In the library, you should also fix the API version, for example, on 2011-10-01, otherwise Amazon will return Bad request in response to your requests.

testing functions are similar to those used in other tests:

 gen_messages(0) -> []; gen_messages(N) -> [random_string(5000 + random:uniform(1000)) | gen_messages(N - 1)]. send_batch(N, Queue) -> erlang:display(erlcloud_sqs:send_message_batch(Queue, gen_messages(10))), N + 1 .

Here, I just had to change the length of the messages so that the whole package would fit in 64kb, otherwise an exception is generated.

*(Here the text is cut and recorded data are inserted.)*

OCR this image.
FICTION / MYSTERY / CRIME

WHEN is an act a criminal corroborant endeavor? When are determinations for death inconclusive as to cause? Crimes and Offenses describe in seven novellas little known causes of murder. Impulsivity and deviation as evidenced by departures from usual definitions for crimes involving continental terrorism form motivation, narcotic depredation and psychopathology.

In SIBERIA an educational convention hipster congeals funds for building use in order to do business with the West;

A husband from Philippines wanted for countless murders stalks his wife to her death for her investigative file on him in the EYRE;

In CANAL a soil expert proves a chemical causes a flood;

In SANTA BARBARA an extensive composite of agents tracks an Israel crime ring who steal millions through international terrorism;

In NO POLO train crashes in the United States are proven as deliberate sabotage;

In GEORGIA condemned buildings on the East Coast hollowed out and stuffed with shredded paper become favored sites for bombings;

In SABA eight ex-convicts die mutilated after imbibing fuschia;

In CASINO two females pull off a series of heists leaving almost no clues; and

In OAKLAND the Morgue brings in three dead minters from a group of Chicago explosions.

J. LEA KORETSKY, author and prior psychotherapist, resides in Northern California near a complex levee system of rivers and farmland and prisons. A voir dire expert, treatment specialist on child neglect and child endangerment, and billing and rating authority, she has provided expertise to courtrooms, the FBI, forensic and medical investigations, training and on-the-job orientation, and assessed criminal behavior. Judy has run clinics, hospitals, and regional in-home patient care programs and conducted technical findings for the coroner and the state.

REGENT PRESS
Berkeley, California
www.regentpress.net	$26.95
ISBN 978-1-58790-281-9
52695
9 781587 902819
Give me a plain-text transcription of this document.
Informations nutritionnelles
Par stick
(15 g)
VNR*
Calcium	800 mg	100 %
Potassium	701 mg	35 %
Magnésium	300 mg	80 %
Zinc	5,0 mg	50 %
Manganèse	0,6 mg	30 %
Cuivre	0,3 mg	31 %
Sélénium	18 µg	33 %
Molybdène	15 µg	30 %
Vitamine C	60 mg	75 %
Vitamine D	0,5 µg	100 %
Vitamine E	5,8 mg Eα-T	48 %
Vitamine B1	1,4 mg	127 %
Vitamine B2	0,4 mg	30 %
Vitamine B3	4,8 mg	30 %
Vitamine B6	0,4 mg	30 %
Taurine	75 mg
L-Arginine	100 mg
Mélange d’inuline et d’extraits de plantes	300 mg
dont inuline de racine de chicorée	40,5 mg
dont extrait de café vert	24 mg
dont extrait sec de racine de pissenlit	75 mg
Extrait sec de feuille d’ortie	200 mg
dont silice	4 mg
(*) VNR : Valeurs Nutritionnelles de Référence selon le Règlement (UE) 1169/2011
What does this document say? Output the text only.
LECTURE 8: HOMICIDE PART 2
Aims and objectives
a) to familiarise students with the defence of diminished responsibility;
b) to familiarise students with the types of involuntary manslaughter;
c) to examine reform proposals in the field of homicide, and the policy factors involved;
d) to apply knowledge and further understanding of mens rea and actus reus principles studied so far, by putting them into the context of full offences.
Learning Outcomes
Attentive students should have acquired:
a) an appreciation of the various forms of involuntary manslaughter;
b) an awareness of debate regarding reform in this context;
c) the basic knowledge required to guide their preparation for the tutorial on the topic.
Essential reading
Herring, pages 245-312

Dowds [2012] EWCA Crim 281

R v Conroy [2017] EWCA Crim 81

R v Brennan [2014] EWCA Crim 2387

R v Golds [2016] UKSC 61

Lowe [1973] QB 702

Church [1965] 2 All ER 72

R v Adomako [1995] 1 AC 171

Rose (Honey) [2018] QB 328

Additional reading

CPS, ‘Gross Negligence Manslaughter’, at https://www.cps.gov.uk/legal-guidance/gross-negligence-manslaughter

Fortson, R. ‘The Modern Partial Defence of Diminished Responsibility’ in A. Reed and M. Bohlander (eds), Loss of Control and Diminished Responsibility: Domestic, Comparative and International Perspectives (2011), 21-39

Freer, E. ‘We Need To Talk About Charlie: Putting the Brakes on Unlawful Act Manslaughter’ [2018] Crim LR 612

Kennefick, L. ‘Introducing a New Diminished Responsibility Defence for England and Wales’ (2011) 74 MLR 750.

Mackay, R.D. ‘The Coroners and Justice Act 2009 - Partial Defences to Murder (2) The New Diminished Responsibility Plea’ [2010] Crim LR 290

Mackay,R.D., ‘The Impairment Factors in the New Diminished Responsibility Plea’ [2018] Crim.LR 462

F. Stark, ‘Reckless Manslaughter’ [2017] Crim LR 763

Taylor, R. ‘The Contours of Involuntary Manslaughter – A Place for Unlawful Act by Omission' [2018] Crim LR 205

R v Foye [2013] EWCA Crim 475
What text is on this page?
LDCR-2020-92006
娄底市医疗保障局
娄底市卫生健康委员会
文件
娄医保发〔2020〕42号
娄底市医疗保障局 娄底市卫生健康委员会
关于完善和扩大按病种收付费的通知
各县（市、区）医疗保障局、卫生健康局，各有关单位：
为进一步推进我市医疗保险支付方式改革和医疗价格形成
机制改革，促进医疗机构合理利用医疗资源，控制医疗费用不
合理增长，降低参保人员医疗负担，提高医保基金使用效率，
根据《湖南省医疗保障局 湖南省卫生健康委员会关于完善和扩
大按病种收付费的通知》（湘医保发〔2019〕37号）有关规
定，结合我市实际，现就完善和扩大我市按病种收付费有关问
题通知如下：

The following recording data was obtained:

Number of threads	0	one	2	four	five	ten	20	50	100
Maximum delay (sec)	0.452	0.761	0.858	1.464	1.698	3.14	5.272	11.793	20.215
Average delay (sec)	0.118	0.48	0.436	0.652	0.784	1.524	3.178	9.1	19.889
Time per message (s)	0.118	0.048	0.022	0.017	0.016	0.016	0.017	0.019	0.02

here 0 means reading one in 1 stream, then reading 1 in 10 in 1 stream, in 10 in 2 streams, in 10 in 4 streams, and so on

For reading:

Number of threads	0	one	2	four	five	ten	20	50	100
Maximum delay (sec)	0.762	2.998	2.511	2.4	2.606	2.751	4.944	11.653	18.517
Average delay (sec)	0.205	1.256	1.528	1.566	1.532	1.87	3.377	7.823	17.786
Time per message (s)	0.205	0.126	0.077	0.04	0.031	0.02	0.019	0.017	0.019

graph showing bandwidth for reading and writing (messages per second):

Blue - write, red - read.

From this data, we can conclude that the maximum throughput is achieved for recording in the region of 10 streams, and for reading - about 50, with a further increase in the number of streams, the number of messages sent per unit of time does not increase.

findings

It turns out that Amazon SQS significantly changes the order of messages, it has not very good reaction time and throughput; only reliability and a small (in the case of a small number of messages) charge can counter this. That is, if your speed is not critical, it doesn’t matter that the messages are mixed up and you don’t want to administer or hire a queue server administrator - this is your choice.